Another challenge involves the decision making process cyclists utilize when determining preferred routes over less-preferred routes. Complex situations can arise where a cyclist might use a cut-through [c.f., 11] that saves time or avoids a perceived hazard when an application would not. Similarly, while more applications are being developed to accommodate cyclist preferences to avoid multilane roads, high-speed roads, or hills, it is not clear that they produce what would be considered a preferred route. It is possible that cyclists might accept a short distance with non-preferred conditions if the rest of the route were subjectively better than an alternative that completely avoids those undesirable features. The results of several studies suggest bicycle route planning does involve these types of tradeoffs [10, 11]. Accordingly, researchers have begun examining those tradeoffs. For example, specific route features (bicycle infrastructure, on-street parking, number of stops) can be assigned positive and negative values to help quantify how they tradeoff in route selection [23, see also 24]. At this point, it is not clear route planning applications have been implemented to account for those tradeoffs in a way that would be like that of an expert cyclist. Ultimately, though, because utilitarian and recreational cyclists share similar safety concerns, and those are identified as primary concerns, there may be technological solutions for route planning that appeal to both groups as long as the applications can account for more dynamic and complex situations.

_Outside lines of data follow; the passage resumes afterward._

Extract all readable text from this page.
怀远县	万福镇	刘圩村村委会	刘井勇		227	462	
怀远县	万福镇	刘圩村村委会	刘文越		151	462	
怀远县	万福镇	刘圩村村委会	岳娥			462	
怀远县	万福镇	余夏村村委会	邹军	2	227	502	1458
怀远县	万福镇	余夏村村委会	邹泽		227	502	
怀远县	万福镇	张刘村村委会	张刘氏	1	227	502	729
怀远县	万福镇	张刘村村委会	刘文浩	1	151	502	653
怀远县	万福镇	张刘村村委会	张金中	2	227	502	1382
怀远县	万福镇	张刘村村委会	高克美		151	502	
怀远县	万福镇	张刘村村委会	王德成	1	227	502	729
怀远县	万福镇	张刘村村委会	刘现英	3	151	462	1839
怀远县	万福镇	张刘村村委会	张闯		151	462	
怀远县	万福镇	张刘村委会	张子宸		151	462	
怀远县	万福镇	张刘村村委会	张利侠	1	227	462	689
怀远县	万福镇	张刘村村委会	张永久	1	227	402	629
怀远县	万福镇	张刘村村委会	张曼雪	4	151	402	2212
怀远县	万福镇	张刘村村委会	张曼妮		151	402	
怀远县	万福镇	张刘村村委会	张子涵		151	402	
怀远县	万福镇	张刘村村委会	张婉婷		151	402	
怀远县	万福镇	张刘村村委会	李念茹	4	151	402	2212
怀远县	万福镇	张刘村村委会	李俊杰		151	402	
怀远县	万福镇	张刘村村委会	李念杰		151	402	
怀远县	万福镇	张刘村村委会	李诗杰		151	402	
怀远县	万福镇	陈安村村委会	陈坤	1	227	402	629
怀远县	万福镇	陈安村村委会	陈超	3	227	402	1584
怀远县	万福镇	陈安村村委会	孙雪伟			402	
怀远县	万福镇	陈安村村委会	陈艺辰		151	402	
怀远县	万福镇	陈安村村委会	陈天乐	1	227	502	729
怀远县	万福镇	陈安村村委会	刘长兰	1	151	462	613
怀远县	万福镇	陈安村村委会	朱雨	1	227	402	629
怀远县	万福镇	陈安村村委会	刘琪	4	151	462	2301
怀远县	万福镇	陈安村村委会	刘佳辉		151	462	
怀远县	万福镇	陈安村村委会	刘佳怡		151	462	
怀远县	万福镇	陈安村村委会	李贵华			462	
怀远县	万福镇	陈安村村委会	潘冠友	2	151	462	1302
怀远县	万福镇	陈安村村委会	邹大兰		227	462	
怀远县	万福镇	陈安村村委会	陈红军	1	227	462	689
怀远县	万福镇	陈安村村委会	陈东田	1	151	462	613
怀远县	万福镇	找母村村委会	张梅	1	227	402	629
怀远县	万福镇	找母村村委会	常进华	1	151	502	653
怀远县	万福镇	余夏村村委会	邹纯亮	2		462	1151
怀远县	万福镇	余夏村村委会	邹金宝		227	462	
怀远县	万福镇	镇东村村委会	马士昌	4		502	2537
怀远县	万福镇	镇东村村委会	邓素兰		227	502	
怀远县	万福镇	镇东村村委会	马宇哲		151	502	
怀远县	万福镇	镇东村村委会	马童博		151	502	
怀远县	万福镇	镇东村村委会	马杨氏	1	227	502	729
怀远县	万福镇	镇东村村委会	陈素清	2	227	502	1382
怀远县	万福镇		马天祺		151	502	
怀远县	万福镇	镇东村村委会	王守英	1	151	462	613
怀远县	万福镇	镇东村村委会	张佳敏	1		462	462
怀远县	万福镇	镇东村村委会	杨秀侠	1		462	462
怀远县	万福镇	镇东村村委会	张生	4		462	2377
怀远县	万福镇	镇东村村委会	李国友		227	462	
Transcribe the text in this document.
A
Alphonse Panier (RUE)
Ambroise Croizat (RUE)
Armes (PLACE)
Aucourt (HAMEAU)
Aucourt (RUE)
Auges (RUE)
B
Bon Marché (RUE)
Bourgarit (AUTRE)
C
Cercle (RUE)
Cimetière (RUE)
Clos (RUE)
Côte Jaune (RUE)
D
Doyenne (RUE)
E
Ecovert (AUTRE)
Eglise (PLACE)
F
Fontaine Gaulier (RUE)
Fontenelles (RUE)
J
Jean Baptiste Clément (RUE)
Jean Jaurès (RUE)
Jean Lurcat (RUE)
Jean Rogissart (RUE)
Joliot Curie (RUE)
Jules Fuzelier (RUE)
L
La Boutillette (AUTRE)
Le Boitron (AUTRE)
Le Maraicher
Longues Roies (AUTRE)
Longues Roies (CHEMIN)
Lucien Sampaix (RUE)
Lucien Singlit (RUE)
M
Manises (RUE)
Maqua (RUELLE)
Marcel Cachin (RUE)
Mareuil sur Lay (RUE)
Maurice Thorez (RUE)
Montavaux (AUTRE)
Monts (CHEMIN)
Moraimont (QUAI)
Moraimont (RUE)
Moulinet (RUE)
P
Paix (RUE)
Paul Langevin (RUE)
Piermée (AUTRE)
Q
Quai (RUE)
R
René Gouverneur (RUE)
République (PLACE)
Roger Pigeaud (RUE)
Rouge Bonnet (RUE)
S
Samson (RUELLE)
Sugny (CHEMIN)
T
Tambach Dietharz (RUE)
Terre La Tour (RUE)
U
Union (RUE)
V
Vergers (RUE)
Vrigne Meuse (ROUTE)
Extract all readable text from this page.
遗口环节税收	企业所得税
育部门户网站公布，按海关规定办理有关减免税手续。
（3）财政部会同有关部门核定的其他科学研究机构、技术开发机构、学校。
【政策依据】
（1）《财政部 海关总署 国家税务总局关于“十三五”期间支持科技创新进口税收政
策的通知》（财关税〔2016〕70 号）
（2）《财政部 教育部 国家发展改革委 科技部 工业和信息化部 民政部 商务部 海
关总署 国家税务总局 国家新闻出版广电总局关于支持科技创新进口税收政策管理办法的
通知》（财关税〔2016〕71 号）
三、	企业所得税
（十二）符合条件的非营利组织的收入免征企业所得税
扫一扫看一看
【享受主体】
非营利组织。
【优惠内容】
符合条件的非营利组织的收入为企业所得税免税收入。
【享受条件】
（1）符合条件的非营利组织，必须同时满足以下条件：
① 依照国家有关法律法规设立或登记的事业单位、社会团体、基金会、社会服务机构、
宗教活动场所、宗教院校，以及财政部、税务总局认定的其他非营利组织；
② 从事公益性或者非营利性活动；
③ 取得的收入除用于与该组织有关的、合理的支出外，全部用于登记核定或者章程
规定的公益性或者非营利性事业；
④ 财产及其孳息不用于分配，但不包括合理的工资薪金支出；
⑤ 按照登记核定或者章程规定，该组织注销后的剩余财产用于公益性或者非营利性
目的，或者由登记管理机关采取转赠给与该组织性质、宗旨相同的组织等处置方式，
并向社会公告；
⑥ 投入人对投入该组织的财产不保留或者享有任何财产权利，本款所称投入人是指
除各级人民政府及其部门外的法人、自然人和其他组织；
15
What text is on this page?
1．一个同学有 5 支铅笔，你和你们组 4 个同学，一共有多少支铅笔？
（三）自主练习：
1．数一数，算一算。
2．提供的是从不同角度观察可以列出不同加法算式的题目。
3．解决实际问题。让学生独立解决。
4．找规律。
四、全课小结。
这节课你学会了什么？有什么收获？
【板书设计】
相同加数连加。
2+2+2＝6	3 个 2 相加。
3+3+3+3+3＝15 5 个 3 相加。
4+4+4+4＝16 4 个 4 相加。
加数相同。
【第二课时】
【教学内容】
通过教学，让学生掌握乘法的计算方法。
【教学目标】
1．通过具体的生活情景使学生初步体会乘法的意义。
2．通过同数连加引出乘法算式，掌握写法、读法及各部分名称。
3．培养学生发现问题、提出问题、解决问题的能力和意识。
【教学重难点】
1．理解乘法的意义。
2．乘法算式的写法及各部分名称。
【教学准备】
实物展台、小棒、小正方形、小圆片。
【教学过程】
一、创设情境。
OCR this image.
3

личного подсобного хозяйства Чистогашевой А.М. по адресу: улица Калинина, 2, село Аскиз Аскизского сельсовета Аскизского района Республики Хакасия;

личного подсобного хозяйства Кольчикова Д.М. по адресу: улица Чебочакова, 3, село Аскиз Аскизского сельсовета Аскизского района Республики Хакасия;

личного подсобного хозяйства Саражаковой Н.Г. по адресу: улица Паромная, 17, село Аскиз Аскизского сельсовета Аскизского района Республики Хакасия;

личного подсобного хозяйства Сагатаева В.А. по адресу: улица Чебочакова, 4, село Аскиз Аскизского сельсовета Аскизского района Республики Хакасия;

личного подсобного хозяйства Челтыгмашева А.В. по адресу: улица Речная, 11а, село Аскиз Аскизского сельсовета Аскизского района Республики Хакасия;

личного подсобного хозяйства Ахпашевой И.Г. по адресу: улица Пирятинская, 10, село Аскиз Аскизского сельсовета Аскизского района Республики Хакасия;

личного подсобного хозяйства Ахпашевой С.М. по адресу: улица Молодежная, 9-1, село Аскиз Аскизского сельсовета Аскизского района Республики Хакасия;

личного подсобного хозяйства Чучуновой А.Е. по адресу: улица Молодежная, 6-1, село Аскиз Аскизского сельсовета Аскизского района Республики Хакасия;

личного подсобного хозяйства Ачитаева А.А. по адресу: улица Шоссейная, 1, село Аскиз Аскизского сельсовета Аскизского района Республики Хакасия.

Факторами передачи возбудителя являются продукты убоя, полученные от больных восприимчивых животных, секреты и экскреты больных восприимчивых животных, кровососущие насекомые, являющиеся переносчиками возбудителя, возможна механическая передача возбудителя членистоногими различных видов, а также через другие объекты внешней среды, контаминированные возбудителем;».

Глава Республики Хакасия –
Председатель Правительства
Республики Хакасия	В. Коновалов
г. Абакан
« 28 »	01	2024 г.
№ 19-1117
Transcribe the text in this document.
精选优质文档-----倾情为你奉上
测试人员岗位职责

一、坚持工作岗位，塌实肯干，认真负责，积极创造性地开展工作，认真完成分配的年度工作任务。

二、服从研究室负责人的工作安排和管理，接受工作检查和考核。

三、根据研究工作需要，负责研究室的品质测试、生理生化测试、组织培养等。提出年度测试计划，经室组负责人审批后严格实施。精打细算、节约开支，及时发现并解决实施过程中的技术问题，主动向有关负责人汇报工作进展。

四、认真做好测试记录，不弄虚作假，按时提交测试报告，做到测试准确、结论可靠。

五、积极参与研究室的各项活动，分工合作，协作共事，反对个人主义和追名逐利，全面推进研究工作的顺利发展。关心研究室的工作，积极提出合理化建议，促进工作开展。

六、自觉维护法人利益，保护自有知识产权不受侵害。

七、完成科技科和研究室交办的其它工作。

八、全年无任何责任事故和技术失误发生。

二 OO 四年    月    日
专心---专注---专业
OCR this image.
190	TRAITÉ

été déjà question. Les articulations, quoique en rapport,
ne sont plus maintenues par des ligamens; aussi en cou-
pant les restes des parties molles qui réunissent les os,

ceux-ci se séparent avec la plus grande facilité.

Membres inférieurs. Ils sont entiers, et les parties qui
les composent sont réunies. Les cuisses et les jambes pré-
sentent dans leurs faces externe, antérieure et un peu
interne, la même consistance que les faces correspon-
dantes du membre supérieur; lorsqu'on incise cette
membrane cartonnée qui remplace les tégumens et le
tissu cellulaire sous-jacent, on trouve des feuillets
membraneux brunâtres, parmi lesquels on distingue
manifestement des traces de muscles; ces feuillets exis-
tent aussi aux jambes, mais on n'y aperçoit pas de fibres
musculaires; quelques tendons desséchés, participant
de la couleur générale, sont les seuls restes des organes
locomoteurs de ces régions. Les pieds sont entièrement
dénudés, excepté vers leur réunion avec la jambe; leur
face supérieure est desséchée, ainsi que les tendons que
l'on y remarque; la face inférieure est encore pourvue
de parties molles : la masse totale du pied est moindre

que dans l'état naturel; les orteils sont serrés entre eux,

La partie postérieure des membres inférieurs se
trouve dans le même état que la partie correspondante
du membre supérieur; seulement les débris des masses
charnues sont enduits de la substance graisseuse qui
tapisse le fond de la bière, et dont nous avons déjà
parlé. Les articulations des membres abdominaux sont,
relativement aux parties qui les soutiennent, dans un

If developers intend to improve cycling route planning applications they will need to overtly accomodate different types of cycling activites. Even a cyclist who primarily rides for fitness may occasionally commute. Having the option to select a ride type - such as commuting, running errands, exercising, sight-seeing - could allow attributes that are most important for that activity to be considered during route generation. The same functionality could help accommodate different user types (e.g., someone who only commutes or only rides for exercise). Another consideration for developers will be how to obtain and incorporate more dyamic information into initial route planning. One way to do this would be to highlight areas on the route where hazardous conditions are anticipated. The hazard information could be based on historic traffic volumes, accident data, or subjective ratings provided by cyclists who have previously ridden through that area. To provide better estimates of the hazards, the application could prompt users to input the time at which they intend to begin their ride. The start time, along with expected rate of travel, could be used to estimate traffic volume when they reach critical portions of the route. This type of information could also be pushed in real time to cyclists’ fitness trackers, warning them of increasing traffic volume at their current location or on an upcoming portion of the route. Weather alerts, segement information (e.g., Strava), and even missed calls and messages can already be pushed to many fitness trackers when enabled by the user. Capturing some of the nuanced aspects of route planning that cyclists expect from other experienced cyclists, could improve the usefulness of applications and expert cyclist reliance on applications.